Gibson Receives Court Approval
for Reorganization

Gibson Brands announced Aug. 1 that the company's disclosure statement has been approved by a Delaware bankruptcy court.

The approval of the latest version of the disclosure statement, which was supported by the creditors' committee, will allow the guitar manufacturer to begin soliciting votes for its reorganization plan after filing for Chapter 11 bankruptcy in May.

Ballots will be due Sept. 14, and if the plan is approved, a confirmation hearing has been set for Sept. 27.

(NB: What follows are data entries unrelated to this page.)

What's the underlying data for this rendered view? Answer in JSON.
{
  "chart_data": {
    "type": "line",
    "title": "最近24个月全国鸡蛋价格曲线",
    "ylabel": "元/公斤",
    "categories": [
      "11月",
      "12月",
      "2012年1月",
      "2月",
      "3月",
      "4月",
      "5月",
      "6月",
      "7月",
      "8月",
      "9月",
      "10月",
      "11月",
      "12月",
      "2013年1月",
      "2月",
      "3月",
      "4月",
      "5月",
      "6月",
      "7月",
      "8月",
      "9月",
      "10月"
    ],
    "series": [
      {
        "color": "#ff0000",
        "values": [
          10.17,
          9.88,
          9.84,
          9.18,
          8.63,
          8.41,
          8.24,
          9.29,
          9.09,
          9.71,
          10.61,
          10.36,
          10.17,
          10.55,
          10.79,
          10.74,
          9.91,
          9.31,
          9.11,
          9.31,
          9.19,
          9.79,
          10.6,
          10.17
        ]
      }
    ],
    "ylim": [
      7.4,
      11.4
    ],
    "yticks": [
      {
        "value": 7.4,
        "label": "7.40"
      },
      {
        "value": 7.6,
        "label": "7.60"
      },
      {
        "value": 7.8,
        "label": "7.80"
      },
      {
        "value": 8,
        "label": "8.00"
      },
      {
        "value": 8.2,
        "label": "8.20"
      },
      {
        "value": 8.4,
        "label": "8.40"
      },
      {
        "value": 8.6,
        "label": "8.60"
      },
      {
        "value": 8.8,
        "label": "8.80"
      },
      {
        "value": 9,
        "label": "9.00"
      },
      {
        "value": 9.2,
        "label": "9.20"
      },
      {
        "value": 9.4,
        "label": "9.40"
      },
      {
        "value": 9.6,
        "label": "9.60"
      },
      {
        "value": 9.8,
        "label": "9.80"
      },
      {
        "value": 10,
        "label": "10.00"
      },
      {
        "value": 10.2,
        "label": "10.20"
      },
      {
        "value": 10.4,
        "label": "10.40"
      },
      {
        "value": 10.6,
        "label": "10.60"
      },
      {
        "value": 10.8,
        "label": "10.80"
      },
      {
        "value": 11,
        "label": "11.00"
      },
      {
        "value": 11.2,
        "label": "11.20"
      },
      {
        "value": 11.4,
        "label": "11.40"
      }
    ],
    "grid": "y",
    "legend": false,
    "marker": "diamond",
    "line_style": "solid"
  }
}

"We are extremely pleased by the court's approval of our disclosure statement, which is a key step toward the company's successful emergence from Chapter 11," said Henry Juszkiewicz, Gibson Brands CEO, in a statement. "Our employees have worked very hard to help us stay on track to emerge from Chapter 11 as planned, and we are grateful for the continuing support from our creditors, partners and vendors."

The reorganization plan will give private-equity firm KKR control of Gibson, according to an article published by the Nashville Post on Aug. 3.

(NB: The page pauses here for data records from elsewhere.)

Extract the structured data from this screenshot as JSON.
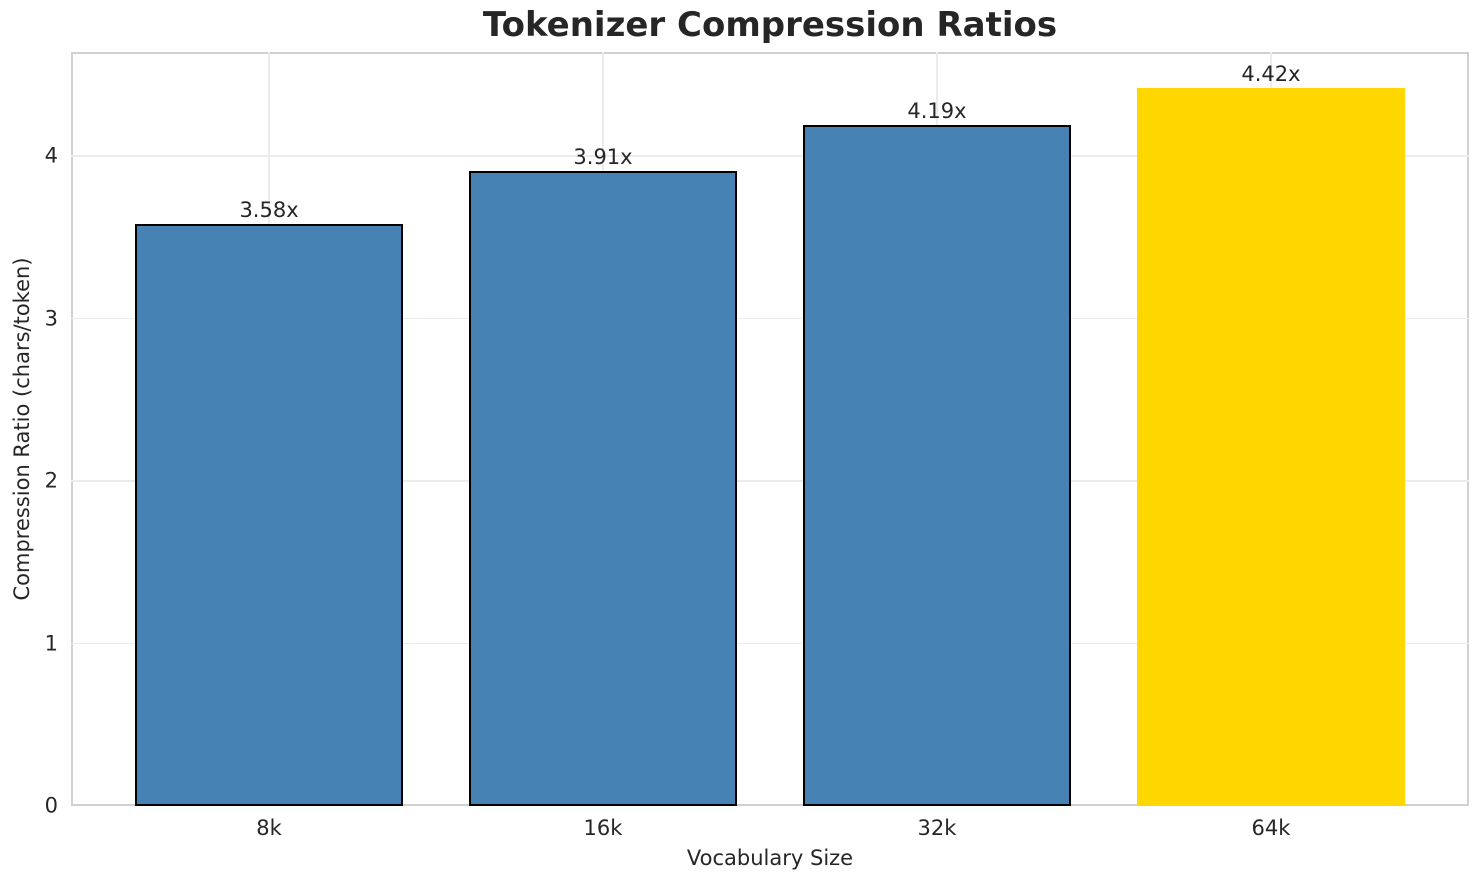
{
  "chart_data": {
    "type": "bar",
    "title": "Tokenizer Compression Ratios",
    "xlabel": "Vocabulary Size",
    "ylabel": "Compression Ratio (chars/token)",
    "categories": [
      "8k",
      "16k",
      "32k",
      "64k"
    ],
    "values": [
      3.58,
      3.91,
      4.19,
      4.42
    ],
    "bar_labels": [
      "3.58x",
      "3.91x",
      "4.19x",
      "4.42x"
    ],
    "highlight_index": 3,
    "ylim": [
      0,
      4.64
    ],
    "yticks": [
      0,
      1,
      2,
      3,
      4
    ],
    "xlim": [
      -0.593,
      3.593
    ],
    "bar_width": 0.8,
    "grid": true,
    "legend_position": "none",
    "colors": {
      "bar": "#4682B4",
      "highlight_bar": "#FFD700",
      "bar_edge": "#000000",
      "grid_line": "#ececec",
      "spine": "#d0d0d0",
      "text": "#262626",
      "background": "#ffffff"
    }
  }
}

Bloomberg reported Aug. 1 that holdout creditors, including a division of Blackstone Group, have pushed back against Gibson's reorganization under KKR, claiming a number of potential buyers have contacted Gibson about making formal bids. But KKR representatives responded, saying any potential buyers would have to pay off at least $375 million of Gibson's debt first as well as the interest accrued since the company filed for bankruptcy.

According to the Bloomberg report written by Steven Church, U.S. Bankruptcy Judge Christopher Sontchi, who gave the OK to Gibson's disclosure statement, warned that he may reject Gibson’s reorganization plan proposal later this year if the guitar manufacturer's managers cannot justify their deal with KKR. If the proposal fails to win his final approval, any potential bids for the company will drop, Sontchi told Bloomberg.

"If they are making dumb decisions, Congress has given them the right to be stupid," he was quoted as saying in the Bloomberg article. "Ultimately this is going to come down to a dispute over value."

The case is Gibson Brands, Inc. 18-11025, U.S. Bankruptcy Court, District of Delaware (Wilmington).